Kyodo did not say when the big increase in radiation had happened but quoted the commission as saying the release had since fallen to under one terabecquerel per hour.
The commission also released a preliminary calculation for the cumulative amount of external exposure to radiation, saying it exceeded the yearly limit of one millisieverts in areas extending more than 60 kilometres to the north-west of the plant and about 40 kilometres to the south-south-west.
"It has been obvious all along this was a seven. There are three reactors that are not being cooled [No. 1, 2 and 3] and four fuel pools, too [No. 1, 2, 3, and 4]," said Arnie Gundersen, a 29-year veteran of the nuclear industry who worked on reactors similar to those at Daiichi and who is now chief engineer at Fairewinds Associates of Burlington, Vermont.
He said that means there were at least seven cores or pools that had been in difficulty. He noted that, at Chernobyl, it was only one reactor that created the problem.
A spokesman for NISA said he was unaware of any move by the government to raise the level.
The March 11 tsunami, the largest recorded in quake-prone Japan, crippling the reactors' cooling systems.
Engineers at the plant said they were no closer to restoring the plant's cooling system, which is critical in bringing down the temperature of overheated fuel rods and in bringing the six reactors under control.
TEPCO said yesterday it had stopped the discharge of low-level radioactive water into the sea that have drawn complaints from neighbouring China and South Korea.
It has already pumped 10,400 tonnes of low-level radioactive water into the ocean to free storage capacity for highly contaminated water from the reactors.
In a desperate move to cool the highly radioactive fuel rods, TEPCO has pumped water on to reactors, some of which have experienced partial meltdown.
But the strategy has hindered moves to restore the plant's internal cooling system as engineers have had to focus on how to store 60,000 tonnes of contaminated water.
Engineers are also pumping nitrogen into reactors to counter a build-up of hydrogen and prevent another explosion sending more radiation into the air, but they say the risk of such a dramatic event has lowered significantly since March 11.
Evacuation zone widens
Because of accumulated radiation contamination, the government is encouraging people to leave certain areas beyond its 20-kilometre exclusion zone around the plant. Thousands of people could be affected by the move.
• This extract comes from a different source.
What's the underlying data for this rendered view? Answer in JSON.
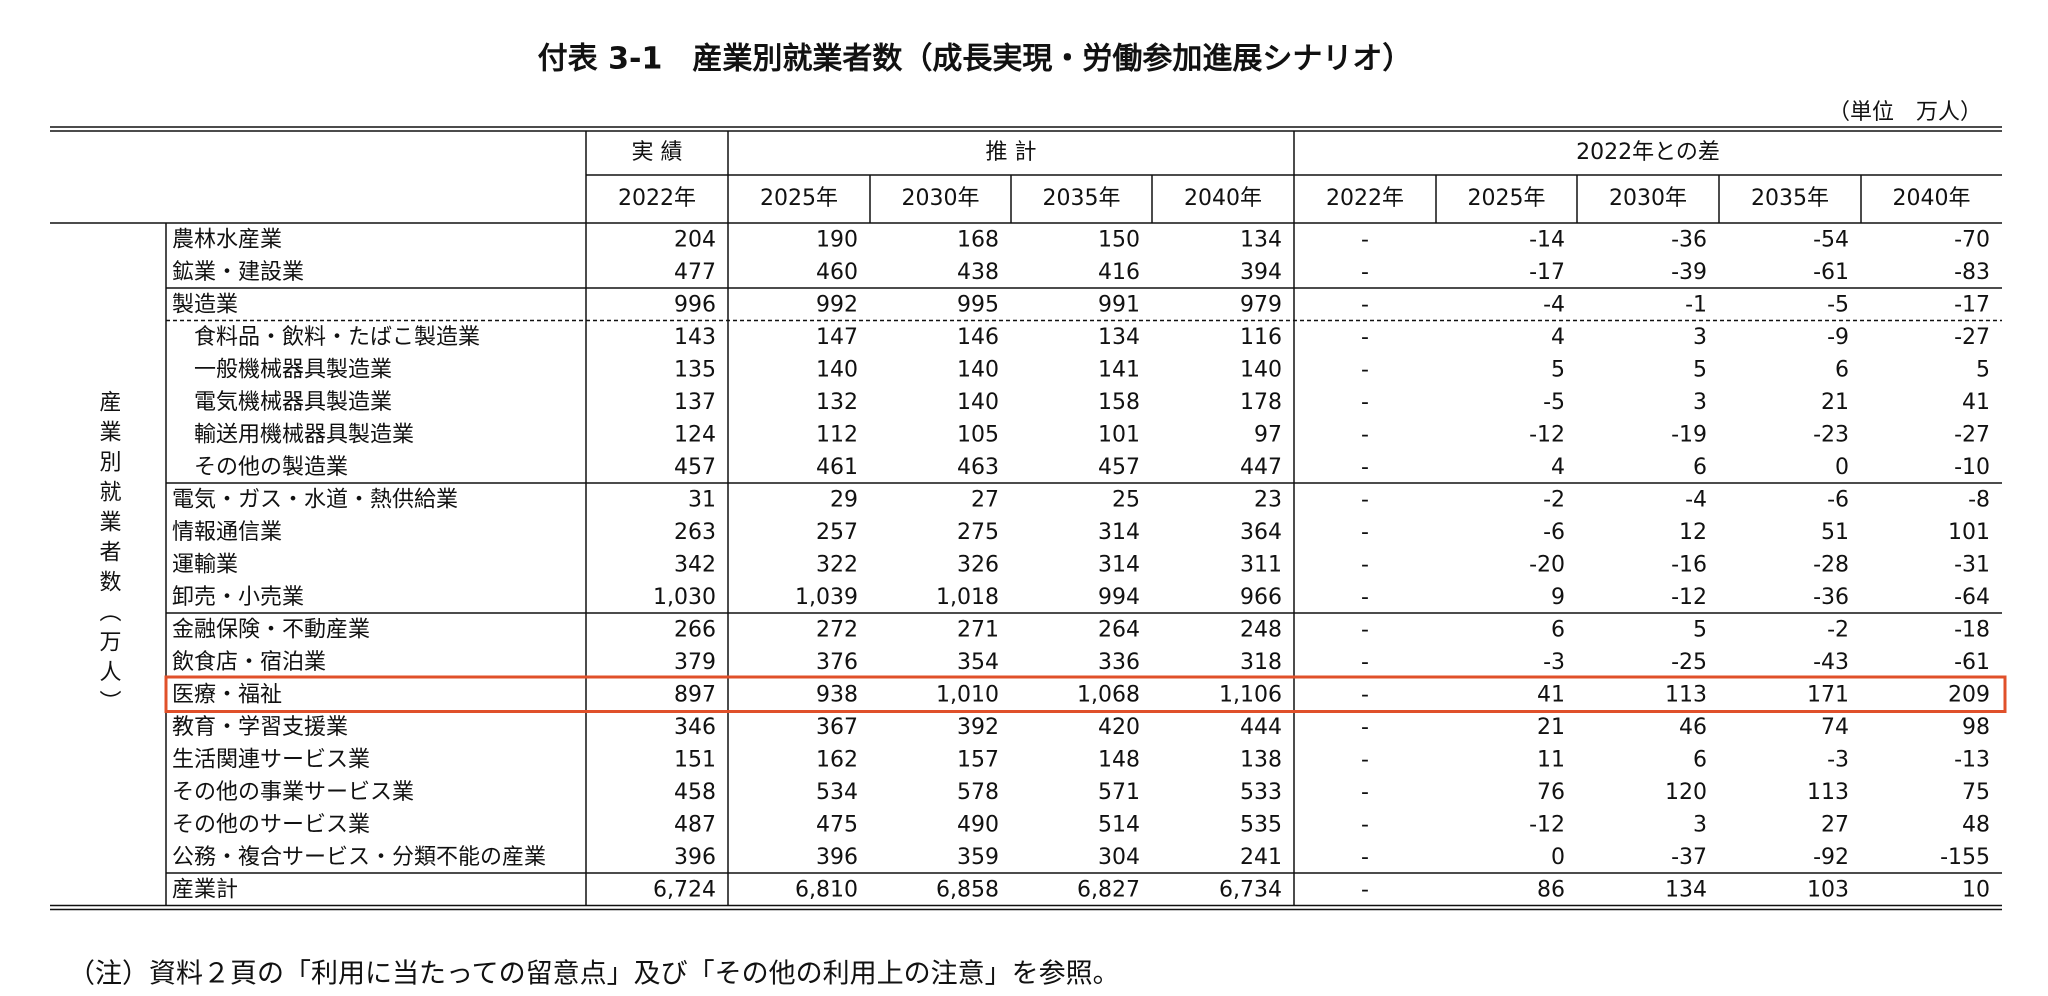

TEPCO President Masataka Shimizu visited the area yesterday for the first time since the disaster. He had all but vanished from public view apart from a brief apology shortly after the crisis began and has spent some of the time since in hospital.
"I would like to deeply apologise again for causing physical and psychological hardships to people of Fukushima prefecture and near the nuclear plant," he said, grim-faced.
Dressed in a blue work jacket, he bowed his head for a moment of silence with other TEPCO officials at 2.46pm, exactly a calendar month after the earthquake hit.